21.55 Uhr: Kuba will zur Eindämmung des Coronavirus weitere Maßnahmen ergreifen. Wie die Nachrichtenagentur AP berichtet, sollen Touristen und andere Besucher des Landes sich für mehrere Tage auf eigene Kosten in Isolation begeben, bis sie einen negativen Corona-Test erhalten.

Nach Angaben von Kubas Chef-Epidemiologen Francisco Duran, soll die Quarantäne mindestens fünf Tage dauern. Für Diplomaten und Geschäftsleute soll auch eine Isolation zu Hause möglich sein.

Kuba hatte zuletzt steigende Corona-Fallzahlen registriert, am Freitag wurden 910 Neuinfektionen gemeldet. Bereits zu Monatsbeginn hatte das Land eine aufwendige Teststrategie für Touristen auf den Weg gebracht.

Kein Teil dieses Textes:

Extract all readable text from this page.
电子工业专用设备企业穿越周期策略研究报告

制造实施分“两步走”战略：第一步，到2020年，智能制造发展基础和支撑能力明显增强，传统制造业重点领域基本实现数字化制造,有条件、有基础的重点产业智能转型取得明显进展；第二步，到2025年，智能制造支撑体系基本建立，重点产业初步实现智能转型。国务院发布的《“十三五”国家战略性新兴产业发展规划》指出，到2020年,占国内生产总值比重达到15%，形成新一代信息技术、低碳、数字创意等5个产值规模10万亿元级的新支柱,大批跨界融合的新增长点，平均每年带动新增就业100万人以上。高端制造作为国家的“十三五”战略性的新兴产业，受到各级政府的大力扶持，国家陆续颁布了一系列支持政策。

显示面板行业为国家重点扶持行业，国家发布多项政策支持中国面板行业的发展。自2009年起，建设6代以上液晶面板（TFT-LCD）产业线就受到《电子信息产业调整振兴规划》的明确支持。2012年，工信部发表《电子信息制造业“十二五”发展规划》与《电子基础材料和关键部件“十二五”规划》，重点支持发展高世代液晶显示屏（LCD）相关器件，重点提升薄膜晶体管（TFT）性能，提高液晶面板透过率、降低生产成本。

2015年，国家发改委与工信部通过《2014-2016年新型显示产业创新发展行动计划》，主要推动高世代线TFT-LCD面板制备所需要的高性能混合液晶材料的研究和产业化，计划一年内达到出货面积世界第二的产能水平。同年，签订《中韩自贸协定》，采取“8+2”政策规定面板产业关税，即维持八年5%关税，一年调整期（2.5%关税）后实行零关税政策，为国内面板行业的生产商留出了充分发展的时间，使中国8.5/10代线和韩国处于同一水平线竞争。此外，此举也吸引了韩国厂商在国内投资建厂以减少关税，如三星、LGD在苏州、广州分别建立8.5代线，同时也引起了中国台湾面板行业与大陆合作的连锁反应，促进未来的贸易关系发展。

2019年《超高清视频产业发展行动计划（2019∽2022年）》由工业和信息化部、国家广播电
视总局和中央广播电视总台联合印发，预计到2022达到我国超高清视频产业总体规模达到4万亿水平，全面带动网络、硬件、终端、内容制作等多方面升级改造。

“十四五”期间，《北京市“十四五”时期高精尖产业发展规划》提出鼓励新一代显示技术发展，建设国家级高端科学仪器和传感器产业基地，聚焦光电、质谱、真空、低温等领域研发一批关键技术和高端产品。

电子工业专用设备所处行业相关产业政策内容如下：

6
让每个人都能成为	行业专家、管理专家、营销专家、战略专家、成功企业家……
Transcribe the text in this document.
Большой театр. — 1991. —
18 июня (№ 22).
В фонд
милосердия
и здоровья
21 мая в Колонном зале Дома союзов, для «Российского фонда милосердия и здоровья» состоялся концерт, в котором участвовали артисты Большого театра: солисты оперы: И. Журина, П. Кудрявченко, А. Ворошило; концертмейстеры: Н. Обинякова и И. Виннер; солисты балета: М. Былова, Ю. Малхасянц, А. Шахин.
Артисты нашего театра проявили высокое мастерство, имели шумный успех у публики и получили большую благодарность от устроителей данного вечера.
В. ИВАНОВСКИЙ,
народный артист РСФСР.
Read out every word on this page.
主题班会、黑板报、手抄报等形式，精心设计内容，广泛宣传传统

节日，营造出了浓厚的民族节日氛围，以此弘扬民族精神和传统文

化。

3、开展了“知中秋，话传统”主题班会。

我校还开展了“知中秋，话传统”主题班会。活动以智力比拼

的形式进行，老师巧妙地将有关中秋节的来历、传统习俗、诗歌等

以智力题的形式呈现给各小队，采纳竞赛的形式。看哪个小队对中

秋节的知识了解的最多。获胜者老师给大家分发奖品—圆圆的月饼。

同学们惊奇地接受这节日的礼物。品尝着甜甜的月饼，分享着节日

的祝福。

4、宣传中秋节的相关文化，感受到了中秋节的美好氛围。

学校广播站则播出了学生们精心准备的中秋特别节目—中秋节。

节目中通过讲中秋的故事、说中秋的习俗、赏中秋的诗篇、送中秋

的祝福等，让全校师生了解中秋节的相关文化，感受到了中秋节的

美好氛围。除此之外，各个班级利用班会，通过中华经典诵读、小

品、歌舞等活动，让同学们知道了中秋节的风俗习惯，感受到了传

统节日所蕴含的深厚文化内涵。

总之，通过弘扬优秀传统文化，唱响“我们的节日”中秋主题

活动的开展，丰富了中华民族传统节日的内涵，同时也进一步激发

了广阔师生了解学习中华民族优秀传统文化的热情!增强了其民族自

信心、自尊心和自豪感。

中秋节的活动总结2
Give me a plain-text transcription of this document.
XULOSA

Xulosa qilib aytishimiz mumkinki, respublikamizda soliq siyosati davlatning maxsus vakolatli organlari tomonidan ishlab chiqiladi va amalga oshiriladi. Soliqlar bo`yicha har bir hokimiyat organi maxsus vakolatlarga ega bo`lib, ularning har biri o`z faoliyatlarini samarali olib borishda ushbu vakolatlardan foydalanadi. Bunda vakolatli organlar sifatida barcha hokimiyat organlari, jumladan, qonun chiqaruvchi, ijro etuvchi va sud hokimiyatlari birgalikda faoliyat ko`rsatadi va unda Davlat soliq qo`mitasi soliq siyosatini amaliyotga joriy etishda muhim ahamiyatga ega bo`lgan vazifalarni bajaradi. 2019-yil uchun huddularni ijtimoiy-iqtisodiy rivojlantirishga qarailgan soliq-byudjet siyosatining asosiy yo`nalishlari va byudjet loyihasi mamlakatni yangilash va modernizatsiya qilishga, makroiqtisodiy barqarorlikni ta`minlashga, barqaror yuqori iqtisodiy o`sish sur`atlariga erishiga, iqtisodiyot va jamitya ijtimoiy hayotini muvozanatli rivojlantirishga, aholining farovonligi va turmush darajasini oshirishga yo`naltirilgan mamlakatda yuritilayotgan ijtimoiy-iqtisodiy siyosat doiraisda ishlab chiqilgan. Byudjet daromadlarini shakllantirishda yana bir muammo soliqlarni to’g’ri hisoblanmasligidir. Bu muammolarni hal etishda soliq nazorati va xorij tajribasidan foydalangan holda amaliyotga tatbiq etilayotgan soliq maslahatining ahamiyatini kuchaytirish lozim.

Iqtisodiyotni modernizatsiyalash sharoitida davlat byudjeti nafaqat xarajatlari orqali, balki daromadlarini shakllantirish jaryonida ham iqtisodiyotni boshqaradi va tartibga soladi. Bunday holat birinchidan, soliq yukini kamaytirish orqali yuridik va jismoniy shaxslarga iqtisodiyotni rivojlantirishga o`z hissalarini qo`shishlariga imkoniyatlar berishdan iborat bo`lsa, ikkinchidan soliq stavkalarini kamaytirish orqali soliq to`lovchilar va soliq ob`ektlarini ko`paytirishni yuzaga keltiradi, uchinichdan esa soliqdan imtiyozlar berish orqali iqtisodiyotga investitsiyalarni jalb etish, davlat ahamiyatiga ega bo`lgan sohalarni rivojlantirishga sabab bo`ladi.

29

Italien empfiehlt AstraZeneca-Impfstoff nur bis 55 Jahre

21.06 Uhr: Die italienische Arzneimittelbehörde empfiehlt den seit Freitag in der EU zugelassenen Corona-Impfstoff des Herstellers AstraZeneca nur für Erwachsene bis zum Alter von 55 Jahren.

In Übereinstimmung mit den Empfehlungen der EU-Arzneimittelbehörde EMA sei das Vakzin in Italien zwar zugelassen, erklärte die Behörde am Samstag. Menschen über 55 Jahre und besonders anfällige Menschen sollten jedoch bevorzugt mit den auf mRNA-Technologie basierenden Impfstoffen von Biontech/Pfizer und Moderna geimpft werden.

Zur Begründung erklärte die Behörde laut der Nachrichtenagentur AFP, es bestünden »gewisse Unsicherheiten« über die Wirksamkeit des Mittels bei älteren Menschen, da diese Altersgruppe bei den klinischen Test nur »schlecht vertreten« gewesen sei. Die Ständige Impfkommission (Stiko) in Deutschland empfieht den AstraZeneca-Impfstoff für Menschen im Alter zwischen 18 und 64 Jahren.